With lightning in Northern California forecast, hold off on that shower. Here’s why
There’s a chance of thunder and lightning in parts of Northern California and the Central Valley on Wednesday as the latest in a series of storm fronts moves through the region.
Such a strong chance that you might want to hold off taking a shower during the thunderstorm, according to the CDC.
David Spector, a meteorologist with the National Weather Service in Hanford, said conditions are right for a thunderstorm — caused when cold air aloft moves over warmer air closer to the surface of the earth, destabilizing the atmosphere. Heavy rain might also accompany the storm, he added.
In Sacramento, weather service meteorologist Cory Mueller said there’s a chance of thunderstorms Wednesday afternoon across the entire Sacramento Valley, with the highest likelihood south of Marysville.
And thunderstorms bring their own hazards and warnings.
The Centers for Disease Control noted the chance of being struck by lightning is less than one in a million, with Florida and Texas enduring the most lightning-related deaths.

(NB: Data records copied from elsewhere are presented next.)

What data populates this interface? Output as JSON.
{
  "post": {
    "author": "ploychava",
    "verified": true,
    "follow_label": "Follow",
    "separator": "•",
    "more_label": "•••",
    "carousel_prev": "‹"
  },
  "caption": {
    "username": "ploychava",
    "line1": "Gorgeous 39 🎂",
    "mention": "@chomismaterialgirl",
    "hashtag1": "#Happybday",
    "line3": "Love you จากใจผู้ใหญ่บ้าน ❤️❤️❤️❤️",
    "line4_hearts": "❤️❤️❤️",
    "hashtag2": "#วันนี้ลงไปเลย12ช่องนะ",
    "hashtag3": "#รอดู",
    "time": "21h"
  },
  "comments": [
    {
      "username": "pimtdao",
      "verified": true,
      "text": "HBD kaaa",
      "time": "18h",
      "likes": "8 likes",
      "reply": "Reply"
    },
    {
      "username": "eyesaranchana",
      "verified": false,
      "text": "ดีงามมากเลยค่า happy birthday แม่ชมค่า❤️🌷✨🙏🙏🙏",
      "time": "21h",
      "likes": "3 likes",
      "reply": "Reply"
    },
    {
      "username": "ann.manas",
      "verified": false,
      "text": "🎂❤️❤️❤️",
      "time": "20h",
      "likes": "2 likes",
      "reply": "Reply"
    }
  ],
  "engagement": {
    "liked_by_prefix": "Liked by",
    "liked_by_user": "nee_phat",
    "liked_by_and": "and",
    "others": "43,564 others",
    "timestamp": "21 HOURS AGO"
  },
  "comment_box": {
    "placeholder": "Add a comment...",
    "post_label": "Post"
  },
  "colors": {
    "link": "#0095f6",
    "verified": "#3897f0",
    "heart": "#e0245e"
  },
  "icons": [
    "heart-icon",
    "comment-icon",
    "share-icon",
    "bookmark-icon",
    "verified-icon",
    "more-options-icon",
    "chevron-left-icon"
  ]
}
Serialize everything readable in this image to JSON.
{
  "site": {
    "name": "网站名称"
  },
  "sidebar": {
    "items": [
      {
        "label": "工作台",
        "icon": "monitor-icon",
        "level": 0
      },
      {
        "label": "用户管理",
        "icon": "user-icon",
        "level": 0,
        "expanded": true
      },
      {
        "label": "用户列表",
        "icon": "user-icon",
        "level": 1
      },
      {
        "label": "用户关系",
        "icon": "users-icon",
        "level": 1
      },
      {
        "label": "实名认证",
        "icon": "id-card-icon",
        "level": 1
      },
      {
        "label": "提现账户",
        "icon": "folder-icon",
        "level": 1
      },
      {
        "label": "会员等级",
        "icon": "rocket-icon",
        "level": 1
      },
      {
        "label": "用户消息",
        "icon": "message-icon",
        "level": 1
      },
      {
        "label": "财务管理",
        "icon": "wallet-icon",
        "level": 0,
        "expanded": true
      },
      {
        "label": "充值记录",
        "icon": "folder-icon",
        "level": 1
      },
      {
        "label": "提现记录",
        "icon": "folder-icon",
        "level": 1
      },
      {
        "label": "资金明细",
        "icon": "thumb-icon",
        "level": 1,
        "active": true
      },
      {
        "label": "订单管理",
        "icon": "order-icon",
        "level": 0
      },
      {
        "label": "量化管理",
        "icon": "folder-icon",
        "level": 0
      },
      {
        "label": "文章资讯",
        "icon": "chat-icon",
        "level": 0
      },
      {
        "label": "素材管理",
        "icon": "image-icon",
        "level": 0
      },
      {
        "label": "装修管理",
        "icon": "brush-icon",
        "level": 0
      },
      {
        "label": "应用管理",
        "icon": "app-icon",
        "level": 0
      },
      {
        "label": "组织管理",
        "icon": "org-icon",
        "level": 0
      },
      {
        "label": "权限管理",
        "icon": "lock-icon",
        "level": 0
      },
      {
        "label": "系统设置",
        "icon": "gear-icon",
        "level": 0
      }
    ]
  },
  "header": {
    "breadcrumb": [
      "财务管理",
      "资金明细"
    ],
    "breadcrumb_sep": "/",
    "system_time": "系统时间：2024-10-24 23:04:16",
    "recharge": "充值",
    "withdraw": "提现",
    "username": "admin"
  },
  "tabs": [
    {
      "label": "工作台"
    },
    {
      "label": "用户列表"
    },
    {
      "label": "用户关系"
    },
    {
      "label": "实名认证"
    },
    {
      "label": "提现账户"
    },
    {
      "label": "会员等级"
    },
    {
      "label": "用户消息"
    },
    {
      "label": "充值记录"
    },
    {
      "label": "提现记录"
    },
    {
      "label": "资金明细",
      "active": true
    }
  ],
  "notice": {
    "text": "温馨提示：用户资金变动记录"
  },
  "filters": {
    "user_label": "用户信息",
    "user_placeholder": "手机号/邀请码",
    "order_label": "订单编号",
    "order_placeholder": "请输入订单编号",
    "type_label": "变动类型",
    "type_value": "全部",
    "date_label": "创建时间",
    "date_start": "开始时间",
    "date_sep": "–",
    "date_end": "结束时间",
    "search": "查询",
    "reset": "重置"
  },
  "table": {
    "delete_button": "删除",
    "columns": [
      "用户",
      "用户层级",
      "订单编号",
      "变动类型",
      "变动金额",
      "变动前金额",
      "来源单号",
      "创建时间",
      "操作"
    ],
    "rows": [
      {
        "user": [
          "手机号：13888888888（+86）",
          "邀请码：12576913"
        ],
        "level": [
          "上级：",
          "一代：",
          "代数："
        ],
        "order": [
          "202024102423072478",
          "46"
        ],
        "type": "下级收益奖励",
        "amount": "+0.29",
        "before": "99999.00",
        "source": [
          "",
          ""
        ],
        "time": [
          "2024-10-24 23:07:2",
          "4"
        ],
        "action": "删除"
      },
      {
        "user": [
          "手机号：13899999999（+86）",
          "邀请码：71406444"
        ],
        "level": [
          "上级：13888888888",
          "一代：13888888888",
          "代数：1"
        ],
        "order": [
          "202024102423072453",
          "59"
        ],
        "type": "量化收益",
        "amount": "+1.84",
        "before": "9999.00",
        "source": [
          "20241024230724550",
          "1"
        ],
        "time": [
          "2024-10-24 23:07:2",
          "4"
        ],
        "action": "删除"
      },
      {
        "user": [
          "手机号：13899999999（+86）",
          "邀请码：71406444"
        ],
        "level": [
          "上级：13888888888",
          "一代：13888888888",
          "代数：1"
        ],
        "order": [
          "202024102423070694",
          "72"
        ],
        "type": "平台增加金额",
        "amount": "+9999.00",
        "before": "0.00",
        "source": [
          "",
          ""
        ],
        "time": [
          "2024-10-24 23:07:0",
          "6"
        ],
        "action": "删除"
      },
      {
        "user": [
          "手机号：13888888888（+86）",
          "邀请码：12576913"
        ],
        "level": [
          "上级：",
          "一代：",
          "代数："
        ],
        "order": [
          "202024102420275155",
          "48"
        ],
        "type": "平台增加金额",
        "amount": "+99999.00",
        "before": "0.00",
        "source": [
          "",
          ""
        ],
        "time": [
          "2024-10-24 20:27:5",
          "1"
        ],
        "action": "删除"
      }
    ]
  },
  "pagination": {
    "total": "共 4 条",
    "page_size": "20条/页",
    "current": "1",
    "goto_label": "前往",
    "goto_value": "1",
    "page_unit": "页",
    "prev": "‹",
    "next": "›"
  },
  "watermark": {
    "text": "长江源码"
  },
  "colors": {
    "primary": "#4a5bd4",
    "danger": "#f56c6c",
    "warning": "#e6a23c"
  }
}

The CDC also issued cautionary guidelines for anyone caught outside when lightning is nearby. Among them:
Do not lie on the ground. Lightning causes currents along the surface that can injure more than 100 feet away.
Do not take cover under a tree, which may be struck by a bolt.

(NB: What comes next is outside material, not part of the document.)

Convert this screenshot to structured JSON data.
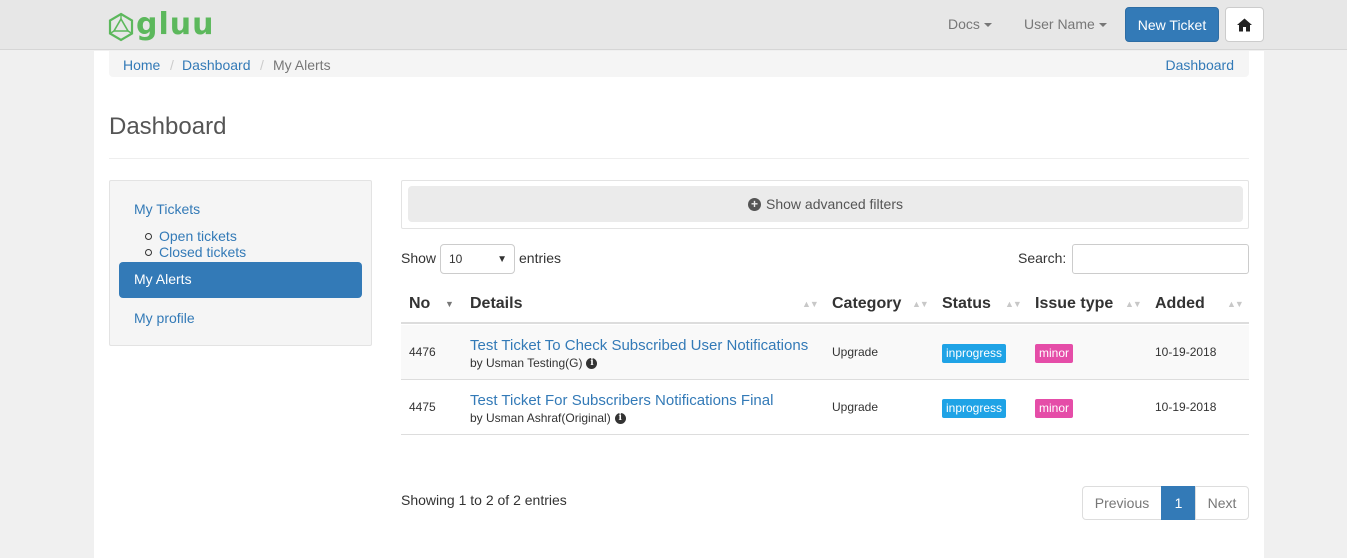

If there are no safe shelters in sight, crouch down in a ball-like position: put your feet together, squat low, tuck your head, and cover your ears.
Get inside as soon as possible.
But wait... just because your are inside doesn’t mean you are in the clear.

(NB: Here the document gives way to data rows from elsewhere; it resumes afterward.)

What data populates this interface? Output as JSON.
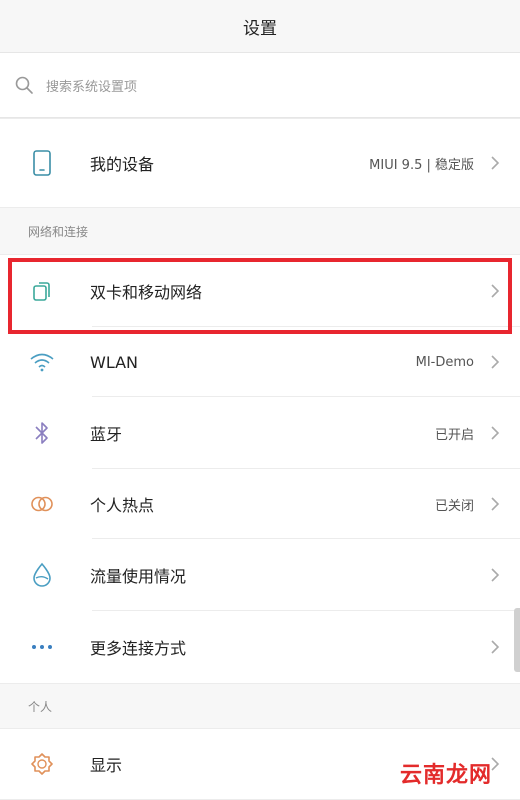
{
  "header": {
    "title": "设置"
  },
  "search": {
    "placeholder": "搜索系统设置项"
  },
  "device": {
    "label": "我的设备",
    "value": "MIUI 9.5 | 稳定版"
  },
  "network_section": {
    "title": "网络和连接",
    "items": [
      {
        "label": "双卡和移动网络",
        "value": "",
        "icon": "dual-sim-icon"
      },
      {
        "label": "WLAN",
        "value": "MI-Demo",
        "icon": "wifi-icon"
      },
      {
        "label": "蓝牙",
        "value": "已开启",
        "icon": "bluetooth-icon"
      },
      {
        "label": "个人热点",
        "value": "已关闭",
        "icon": "hotspot-icon"
      },
      {
        "label": "流量使用情况",
        "value": "",
        "icon": "data-usage-icon"
      },
      {
        "label": "更多连接方式",
        "value": "",
        "icon": "more-icon"
      }
    ]
  },
  "personal_section": {
    "title": "个人",
    "items": [
      {
        "label": "显示",
        "icon": "display-icon"
      }
    ]
  },
  "watermark": "云南龙网",
  "colors": {
    "accent": "#3a8ea6",
    "highlight": "#e8262f",
    "watermark": "#e32b2b"
  }
}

The CDC noted how to stay safe in your house. Here’s what not to do:
Don’t take a shower in a thunderstorm. That’s right. The government agency said lightning can travel through plumbing, so it’s best to not bathe, wash dishes, or wash your hands. While it sounds far-fetched, the Daily Mail reported in February 2018 that an Australian man was seriously injured when showering after his home was struck by a lightning bolt. He was rushed to a hospital and survived.
Stay away from windows and doors, where the risk from lightning is higher.
Avoid electrical devices if they are plugged in to a wall outlet. That includes televisions and computers.
If you are going to make a phone call, use a cell phone, and not a land line connected to a cord.